Biomass Profile – Eastern Illinois University

May 19, 2016

Burning wood chips saves 6.2 million kWh annually.

How would you like to save 6.2 million kWh annually while using a renewable fuel source? Take a cue from the Eastern Illinois University (EIU) and its Renewable Energy Center. In operation since 2011, this biomass facility has reduced energy use by 50% and carbon emissions by 80% over the old coal-fired plant. The plant is expected to generate $140 million dollars in savings over the next 20 years.

When the original 1928 power facility was at the end of its life, the university took the opportunity to find a more sustainable replacement. Partnering with Honeywell International, an $80 million performance contract secured the necessary funds for the new plant. By rerouting the savings from other campus-wide efficiency projects, this funding option ensured that neither students nor taxpayers would bear the costs.

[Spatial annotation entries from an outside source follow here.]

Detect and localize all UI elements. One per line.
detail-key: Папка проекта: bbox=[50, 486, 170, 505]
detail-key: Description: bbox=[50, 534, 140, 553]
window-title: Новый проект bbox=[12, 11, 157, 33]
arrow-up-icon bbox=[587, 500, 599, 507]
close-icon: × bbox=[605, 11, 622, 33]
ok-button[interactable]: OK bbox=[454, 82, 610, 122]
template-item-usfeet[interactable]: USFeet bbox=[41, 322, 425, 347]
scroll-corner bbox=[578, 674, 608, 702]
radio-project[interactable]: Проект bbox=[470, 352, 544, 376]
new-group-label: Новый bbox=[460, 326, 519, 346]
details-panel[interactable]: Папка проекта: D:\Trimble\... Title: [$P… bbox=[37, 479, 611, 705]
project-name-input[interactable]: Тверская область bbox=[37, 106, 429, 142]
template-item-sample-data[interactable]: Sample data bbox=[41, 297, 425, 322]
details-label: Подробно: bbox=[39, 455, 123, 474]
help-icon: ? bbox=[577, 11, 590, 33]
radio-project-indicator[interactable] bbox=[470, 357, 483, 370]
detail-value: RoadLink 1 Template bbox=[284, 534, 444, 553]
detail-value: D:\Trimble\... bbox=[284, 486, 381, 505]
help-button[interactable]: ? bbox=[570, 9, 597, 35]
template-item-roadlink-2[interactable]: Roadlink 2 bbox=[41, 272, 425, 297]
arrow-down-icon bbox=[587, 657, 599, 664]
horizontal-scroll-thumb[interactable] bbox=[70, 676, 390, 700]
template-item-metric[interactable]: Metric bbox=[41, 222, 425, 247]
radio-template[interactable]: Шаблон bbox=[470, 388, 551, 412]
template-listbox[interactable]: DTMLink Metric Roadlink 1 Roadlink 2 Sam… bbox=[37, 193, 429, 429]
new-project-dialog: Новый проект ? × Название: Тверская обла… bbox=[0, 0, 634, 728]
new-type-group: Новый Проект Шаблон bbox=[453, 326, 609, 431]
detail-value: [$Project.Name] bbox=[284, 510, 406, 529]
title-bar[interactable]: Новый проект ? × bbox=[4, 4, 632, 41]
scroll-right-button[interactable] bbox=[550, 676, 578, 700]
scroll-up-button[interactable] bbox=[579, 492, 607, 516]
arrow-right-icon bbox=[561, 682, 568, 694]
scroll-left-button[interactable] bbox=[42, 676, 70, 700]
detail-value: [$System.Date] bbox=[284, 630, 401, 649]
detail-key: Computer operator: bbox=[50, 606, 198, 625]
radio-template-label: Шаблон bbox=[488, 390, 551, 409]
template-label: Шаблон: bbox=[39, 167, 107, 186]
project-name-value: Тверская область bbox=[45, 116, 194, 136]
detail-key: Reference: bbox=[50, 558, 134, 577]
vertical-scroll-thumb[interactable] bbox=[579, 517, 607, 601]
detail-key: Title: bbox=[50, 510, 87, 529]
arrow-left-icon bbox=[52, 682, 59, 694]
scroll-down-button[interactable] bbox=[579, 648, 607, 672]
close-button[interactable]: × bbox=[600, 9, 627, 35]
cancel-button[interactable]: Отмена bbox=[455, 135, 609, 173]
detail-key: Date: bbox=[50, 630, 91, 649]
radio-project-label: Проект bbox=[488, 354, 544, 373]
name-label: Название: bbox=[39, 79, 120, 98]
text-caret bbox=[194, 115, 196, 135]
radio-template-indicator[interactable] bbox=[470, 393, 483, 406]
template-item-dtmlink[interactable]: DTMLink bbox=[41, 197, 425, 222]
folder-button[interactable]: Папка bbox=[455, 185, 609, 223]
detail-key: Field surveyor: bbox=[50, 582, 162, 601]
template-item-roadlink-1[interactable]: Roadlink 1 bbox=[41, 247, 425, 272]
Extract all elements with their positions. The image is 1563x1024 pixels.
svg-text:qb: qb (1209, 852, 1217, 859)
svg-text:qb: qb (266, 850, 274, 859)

With a price tag around $55 million, Eastern’s Renewable Energy Center houses four boilers. Two burn biomass, such as wood chips and switchgrass, and the others use natural gas with a fuel oil backup. EIU’s campus energy needs can be met by running any two of the four boilers.

The system uses gasification technology, which is a two-stage combustion process. Fuel is first heated to a high temperature in a low-oxygen environment, which creates synthetic natural gas. The gas is then captured and combined with additional oxygen to combust just like natural gas. This is a much cleaner burning process compared to coal burning, with only about 5% efficiency lost compared to the traditional natural gas process.

The plant is also designed for fuel flexibility through its gasifiers. With a traditional combustion boiler, the fuel sources must generally be the same in moisture, size and density. Because it isn’t a direct combustion facility, these gasifiers can accept more variations in the fuel source.

A unique feature is that one of the biomass boilers, a high-pressure unit, feeds into a back-pressure steam turbine to generate electricity as a byproduct. By doing this, the university gets its electricity in the neighborhood of 2 cents per kilowatt-hour as opposed to the university rate of 7 cents or the traditional utility rate of 11 cents.

The Renewable Energy Center is the first solid fuel power plant registered with USGBC and earned LEED Platinum for New Construction.